Convert HTML to PDF in C# using Aspose.PDF | slow processing on large files and eats a lot of RAM

AntonIonov · May 27, 2021, 11:35am

Hi, we are using the latest ASPOSE library for C # Net Core. We need to convert small and large html files to pdf with the addition of stamps. Unfortunately, when converting large files, a lot of RAM is eaten up, and this is quite slow. I think the whole file is kept in memory as an aspose structure. Is it possible to do streaming conversion? Without holding the entire file structure in memory?

public static byte[] ConvertHtmlToPdf(string html, Stream header = null, string htmlStamp = null)
{
try
{
var htmlOptions = new HtmlLoadOptions();
htmlOptions.PageInfo.IsLandscape = true;
htmlOptions.PageInfo.Width = PageSize.A4.Height * 1.2;
htmlOptions.PageInfo.Height = PageSize.A4.Width * 1.2;
htmlOptions.PageInfo.Margin = new MarginInfo(35, 35, 35, 80);
var document = new Document(new MemoryStream(Encoding.UTF8.GetBytes(html)), htmlOptions);
var pageNumberStamp = new PageNumberStamp
{
Background = false,
Format = "Страница №# из " + document.Pages.Count,
TopMargin = 40.0,
RightMargin = 60.0,
HorizontalAlignment = HorizontalAlignment.Right,
VerticalAlignment = VerticalAlignment.Top,
StartingNumber = 1
};
pageNumberStamp.TextState.Font = FontRepository.FindFont(“Arial”);
pageNumberStamp.TextState.FontSize = 9.0F;
pageNumberStamp.TextState.ForegroundColor = Color.Black;
foreach (var t in document.Pages)
{
t.AddStamp(pageNumberStamp);
}
            using var ms = new MemoryStream();
            document.Save(ms);

            return ms.ToArray();
        }
        catch (Exception e)
        {
            BackgroundWork.LogException(e, "ConvertToPdf ConvertHtmlToPdf");
        }

        return new byte[0];
    }

asad.ali · May 27, 2021, 5:01pm

@AntonIonov

We will surely investigate the issue and try to improve the API performance. Could you please share any sample large HTML file with which we can perform the test and observe the memory consumption issue at our end?

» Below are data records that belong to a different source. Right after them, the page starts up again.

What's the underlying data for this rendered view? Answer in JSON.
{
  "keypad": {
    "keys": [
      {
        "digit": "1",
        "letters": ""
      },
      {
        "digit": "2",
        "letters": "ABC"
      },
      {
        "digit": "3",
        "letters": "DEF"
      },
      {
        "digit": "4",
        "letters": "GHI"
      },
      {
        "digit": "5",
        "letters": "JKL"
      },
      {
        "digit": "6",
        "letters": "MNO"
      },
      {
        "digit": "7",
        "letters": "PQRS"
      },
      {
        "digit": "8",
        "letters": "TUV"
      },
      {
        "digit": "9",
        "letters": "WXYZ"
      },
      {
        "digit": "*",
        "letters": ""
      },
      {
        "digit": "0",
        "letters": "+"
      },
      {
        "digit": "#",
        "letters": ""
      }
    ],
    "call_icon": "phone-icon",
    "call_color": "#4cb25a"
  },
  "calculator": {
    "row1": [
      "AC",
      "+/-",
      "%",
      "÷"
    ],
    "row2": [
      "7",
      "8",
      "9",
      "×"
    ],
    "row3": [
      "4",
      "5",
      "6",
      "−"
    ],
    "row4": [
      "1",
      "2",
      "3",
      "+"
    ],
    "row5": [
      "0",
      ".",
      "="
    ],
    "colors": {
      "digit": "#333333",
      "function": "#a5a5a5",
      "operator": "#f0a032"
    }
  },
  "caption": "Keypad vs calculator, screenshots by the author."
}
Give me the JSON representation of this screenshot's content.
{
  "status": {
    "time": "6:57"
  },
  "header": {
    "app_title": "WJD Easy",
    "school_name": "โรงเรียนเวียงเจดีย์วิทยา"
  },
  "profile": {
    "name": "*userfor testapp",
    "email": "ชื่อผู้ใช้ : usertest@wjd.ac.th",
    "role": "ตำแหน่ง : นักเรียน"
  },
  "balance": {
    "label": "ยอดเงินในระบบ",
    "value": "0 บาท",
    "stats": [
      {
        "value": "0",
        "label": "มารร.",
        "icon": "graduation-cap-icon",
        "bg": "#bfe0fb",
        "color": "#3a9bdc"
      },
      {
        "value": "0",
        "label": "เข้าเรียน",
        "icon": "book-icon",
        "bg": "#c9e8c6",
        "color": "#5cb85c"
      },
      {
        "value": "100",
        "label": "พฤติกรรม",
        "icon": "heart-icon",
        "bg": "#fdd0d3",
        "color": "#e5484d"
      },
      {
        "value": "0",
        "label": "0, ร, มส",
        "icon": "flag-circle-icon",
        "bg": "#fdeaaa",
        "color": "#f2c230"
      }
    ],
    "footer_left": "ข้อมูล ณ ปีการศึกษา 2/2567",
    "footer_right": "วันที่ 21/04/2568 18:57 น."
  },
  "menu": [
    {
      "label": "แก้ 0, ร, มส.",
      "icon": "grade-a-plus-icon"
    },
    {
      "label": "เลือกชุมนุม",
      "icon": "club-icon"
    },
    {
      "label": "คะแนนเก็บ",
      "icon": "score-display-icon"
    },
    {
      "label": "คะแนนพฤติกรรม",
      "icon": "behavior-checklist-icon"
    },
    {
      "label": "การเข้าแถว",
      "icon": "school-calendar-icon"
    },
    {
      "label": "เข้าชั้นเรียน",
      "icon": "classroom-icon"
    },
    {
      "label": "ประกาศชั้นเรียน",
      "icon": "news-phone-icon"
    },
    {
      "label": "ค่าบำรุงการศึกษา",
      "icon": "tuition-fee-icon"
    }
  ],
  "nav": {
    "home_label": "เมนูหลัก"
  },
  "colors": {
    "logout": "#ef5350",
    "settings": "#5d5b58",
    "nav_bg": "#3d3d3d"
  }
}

AntonIonov · June 2, 2021, 8:21pm

@asad.ali
390200-01_210521_3547171_auto.zip (278.2 KB)

asad.ali · June 3, 2021, 6:04pm

@AntonIonov

We were able to notice the memory consumption in our environment during testing with 21.5 version of the API. Therefore, have logged an issue as PDFNET-50012 in our issue tracking system. We will further look into its details and keep you posted with the status of its correction. Please be patient and spare us some time.

We are sorry for the inconvenience.

AntonIonov · July 14, 2021, 9:32am

have some news?

asad.ali · July 14, 2021, 4:08pm

@AntonIonov

We are afraid that the ticket has not been resolved yet. It will surely be analyzed and fixed on first come first serve basis as per the policy of free support model. We will surely inform you as soon as we make some significant progress towards its resolution. Please be patient and spare us some time.

We are sorry for the inconvenience.

AntonIonov · October 19, 2021, 9:41am

some news now?

asad.ali · October 19, 2021, 8:14pm

@AntonIonov

We are afraid that the earlier logged ticket could not get fully investigated due to other issues in the queue. We will let you know as soon as we have additional updates regarding its analysis or resolution. Please spare us some time.

We apologize for your inconvenience.